Avoid DOACs in Child-Pugh B/C cirrhosis due to altered metabolism and coagulopathy. Warfarin can be used with careful INR monitoring.

🦠 Immunocompromised

No specific AF alterations. Be mindful of drug interactions (e.g., azole antifungals are strong CYP3A4/P-gp inhibitors that increase DOAC levels).

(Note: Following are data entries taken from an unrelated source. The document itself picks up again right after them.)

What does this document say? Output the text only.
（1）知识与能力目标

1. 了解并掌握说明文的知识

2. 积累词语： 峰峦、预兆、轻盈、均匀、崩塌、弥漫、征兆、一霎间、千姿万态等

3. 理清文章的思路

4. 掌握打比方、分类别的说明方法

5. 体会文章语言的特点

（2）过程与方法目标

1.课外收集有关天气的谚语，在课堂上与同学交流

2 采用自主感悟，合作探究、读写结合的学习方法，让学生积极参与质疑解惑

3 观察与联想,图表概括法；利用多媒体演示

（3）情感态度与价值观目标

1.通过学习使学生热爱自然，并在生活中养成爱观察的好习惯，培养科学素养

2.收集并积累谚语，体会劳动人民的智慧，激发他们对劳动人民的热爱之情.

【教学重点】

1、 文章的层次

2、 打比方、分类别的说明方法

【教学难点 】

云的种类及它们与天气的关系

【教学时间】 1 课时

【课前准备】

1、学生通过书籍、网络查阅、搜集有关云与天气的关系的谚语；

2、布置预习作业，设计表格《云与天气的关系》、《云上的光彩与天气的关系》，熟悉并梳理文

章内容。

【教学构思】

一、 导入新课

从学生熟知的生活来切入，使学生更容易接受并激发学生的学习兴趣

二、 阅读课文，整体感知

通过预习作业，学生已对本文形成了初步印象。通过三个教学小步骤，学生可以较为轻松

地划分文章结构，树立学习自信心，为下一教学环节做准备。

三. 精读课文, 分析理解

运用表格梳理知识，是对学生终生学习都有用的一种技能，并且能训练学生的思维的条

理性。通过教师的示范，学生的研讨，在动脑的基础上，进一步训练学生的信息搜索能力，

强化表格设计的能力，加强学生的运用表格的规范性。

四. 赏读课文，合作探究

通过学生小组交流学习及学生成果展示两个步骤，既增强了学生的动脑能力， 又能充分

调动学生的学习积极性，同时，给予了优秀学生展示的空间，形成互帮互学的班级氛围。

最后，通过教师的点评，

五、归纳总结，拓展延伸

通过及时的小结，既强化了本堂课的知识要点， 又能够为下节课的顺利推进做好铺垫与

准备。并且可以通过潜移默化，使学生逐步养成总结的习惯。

Aboriginal and Torres Strait Islander Health Considerations

Aboriginal and Torres Strait Islander Health

Aboriginal and Torres Strait Islander peoples experience a higher prevalence of AF, earlier onset, and significantly worse cardiovascular outcomes, including a 1.5–2× higher stroke mortality compared to non-Indigenous Australians. Management must be culturally safe and address systemic barriers.

Epidemiology

AF prevalence is up to twice as high in Indigenous Australians, often with comorbid rheumatic heart disease (a valvular cause requiring warfarin).

Access & Follow-up

Geographic isolation and limited specialist services can hinder INR monitoring for warfarin and regular renal function checks for DOACs. Consider longer-interval monitoring where appropriate or utilisation of Aboriginal Health Workers/Practitioners.

Comorbidities

Higher rates of diabetes, chronic kidney disease, and rheumatic heart disease necessitate careful choice and dosing of anticoagulant (warfarin often required for rheumatic valve disease).

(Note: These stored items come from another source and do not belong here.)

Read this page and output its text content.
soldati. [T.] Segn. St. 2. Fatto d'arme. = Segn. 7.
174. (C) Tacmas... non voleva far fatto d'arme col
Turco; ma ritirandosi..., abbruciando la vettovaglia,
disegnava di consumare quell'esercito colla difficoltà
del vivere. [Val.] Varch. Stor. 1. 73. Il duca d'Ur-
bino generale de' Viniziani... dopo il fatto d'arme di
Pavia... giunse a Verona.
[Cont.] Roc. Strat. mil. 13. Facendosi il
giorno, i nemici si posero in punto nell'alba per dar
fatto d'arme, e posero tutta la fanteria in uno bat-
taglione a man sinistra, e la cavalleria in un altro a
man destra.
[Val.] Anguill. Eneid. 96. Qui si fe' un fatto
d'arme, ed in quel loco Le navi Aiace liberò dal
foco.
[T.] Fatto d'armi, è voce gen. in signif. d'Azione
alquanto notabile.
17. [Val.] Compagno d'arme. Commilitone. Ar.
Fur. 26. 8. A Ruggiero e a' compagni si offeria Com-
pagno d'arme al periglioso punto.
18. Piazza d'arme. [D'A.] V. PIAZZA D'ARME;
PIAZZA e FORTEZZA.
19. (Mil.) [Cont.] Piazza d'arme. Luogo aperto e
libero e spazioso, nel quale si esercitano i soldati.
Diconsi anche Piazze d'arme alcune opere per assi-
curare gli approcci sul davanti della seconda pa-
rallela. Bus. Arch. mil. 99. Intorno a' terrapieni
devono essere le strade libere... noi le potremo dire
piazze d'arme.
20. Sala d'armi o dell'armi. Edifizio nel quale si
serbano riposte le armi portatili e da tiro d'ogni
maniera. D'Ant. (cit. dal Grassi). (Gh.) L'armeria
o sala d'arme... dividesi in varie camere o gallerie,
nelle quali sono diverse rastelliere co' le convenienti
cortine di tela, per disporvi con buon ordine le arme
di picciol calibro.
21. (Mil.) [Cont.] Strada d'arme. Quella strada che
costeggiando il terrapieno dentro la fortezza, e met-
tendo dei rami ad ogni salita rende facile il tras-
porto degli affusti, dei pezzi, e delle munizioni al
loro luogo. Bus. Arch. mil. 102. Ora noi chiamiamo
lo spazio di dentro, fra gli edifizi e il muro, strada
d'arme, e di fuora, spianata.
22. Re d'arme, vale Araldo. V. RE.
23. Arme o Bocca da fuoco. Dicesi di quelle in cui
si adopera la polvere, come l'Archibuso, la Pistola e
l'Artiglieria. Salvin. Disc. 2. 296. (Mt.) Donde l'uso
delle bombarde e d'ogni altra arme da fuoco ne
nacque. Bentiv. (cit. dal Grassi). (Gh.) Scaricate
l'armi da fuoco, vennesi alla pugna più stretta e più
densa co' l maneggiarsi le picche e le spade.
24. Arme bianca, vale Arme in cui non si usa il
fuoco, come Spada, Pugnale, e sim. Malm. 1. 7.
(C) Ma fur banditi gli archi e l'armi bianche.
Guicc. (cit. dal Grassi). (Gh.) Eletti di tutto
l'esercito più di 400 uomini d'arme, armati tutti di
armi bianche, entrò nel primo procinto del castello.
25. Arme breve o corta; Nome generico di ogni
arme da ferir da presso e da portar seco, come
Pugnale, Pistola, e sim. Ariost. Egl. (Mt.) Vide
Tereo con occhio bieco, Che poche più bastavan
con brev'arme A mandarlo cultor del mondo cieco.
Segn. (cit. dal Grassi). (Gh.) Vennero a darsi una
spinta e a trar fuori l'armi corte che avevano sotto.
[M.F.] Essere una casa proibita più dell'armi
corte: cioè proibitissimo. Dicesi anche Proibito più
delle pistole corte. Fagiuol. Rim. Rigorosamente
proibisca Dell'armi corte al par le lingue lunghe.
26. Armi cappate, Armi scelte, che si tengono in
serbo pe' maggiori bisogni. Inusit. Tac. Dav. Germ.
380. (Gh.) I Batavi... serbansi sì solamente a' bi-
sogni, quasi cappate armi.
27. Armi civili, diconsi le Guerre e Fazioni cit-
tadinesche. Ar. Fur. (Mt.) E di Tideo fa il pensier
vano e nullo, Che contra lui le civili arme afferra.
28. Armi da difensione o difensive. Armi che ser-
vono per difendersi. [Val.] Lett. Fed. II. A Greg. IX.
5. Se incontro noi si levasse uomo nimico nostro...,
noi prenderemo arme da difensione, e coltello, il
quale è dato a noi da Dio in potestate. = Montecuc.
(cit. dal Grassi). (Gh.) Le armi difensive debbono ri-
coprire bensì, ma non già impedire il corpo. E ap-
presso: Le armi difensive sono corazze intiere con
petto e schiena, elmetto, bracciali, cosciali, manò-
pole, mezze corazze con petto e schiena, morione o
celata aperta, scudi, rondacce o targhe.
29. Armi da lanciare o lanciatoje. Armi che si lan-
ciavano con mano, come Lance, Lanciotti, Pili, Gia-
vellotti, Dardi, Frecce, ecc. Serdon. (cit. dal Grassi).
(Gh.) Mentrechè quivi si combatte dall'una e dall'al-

Health Literacy & Communication

Use clear language, pictorial aids, and engage with family and community. Explain the purpose of lifelong therapy and signs of stroke/bleeding.

Medication Access

Ensure PBS prescriptions are accessible. Remote area patients may need authority scripts arranged for DOACs or warfarin through local clinics.

📚 References

1. Brieger D, Amerena J, Attia J, et al. National Heart Foundation of Australia and Cardiac Society of Australia and New Zealand: Australian Clinical Guidelines for the Diagnosis and Management of Atrial Fibrillation 2018. Heart Lung Circ. 2018;27(10):1209-1266.
2. Hindricks G, Potpara T, Dagres N, et al. 2020 ESC Guidelines for the diagnosis and management of atrial fibrillation developed in collaboration with the European Association for Cardio-Thoracic Surgery (EACTS). Eur Heart J. 2021;42(5):373-498.
3. Lip GYH, Banerjee A, Boriani G, et al. Antithrombotic Therapy for Atrial Fibrillation: CHEST Guideline and Expert Panel Report. Chest. 2018;154(5):1121-1201.
4. January CT, Wann LS, Calkins H, et al. 2019 AHA/ACC/HRS Focused Update of the 2014 AHA/ACC/HRS Guideline for the Management of Patients With Atrial Fibrillation. Circulation. 2019;140(2):e125-e151.
5. Australian Institute of Health and Welfare (AIHW). Atrial fibrillation. Cat. no. CVD 89. Canberra: AIHW; 2022.
6. Connolly SJ, Ezekowitz MD, Yusuf S, et al. Dabigatran versus warfarin in patients with atrial fibrillation. N Engl J Med. 2009;361(12):1139-1151.
7. Granger CB, Alexander JH, McMurray JJV, et al. Apixaban versus warfarin in patients with atrial fibrillation. N Engl J Med. 2011;365(11):981-992.
8. Patel MR, Mahaffey KW, Garg J, et al. Rivaroxaban versus warfarin in nonvalvular atrial fibrillation. N Engl J Med. 2011;365(10):883-891.
9. Giugliano RP, Ruff CT, Braunwald E, et al. Edoxaban versus warfarin in patients with atrial fibrillation. N Engl J Med. 2013;369(22):2093-2104.
10. Pisters R, Lane DA, Nieuwlaat R, et al. A novel user-friendly score (HAS-BLED) to assess 1-year risk of major bleeding in patients with atrial fibrillation: the Euro Heart Survey. Chest. 2010;138(5):1093-1100.
11. Calkins H, Hindricks G, Cappato R, et al. 2017 HRS/EHRA/ECAS/APHRS/SOLAECE expert consensus statement on catheter and surgical ablation of atrial fibrillation. Heart Rhythm. 2017;14(10):e275-e444.
12. National Aboriginal Community Controlled Health Organisation (NACCHO). Cultural safety in practice. 2023.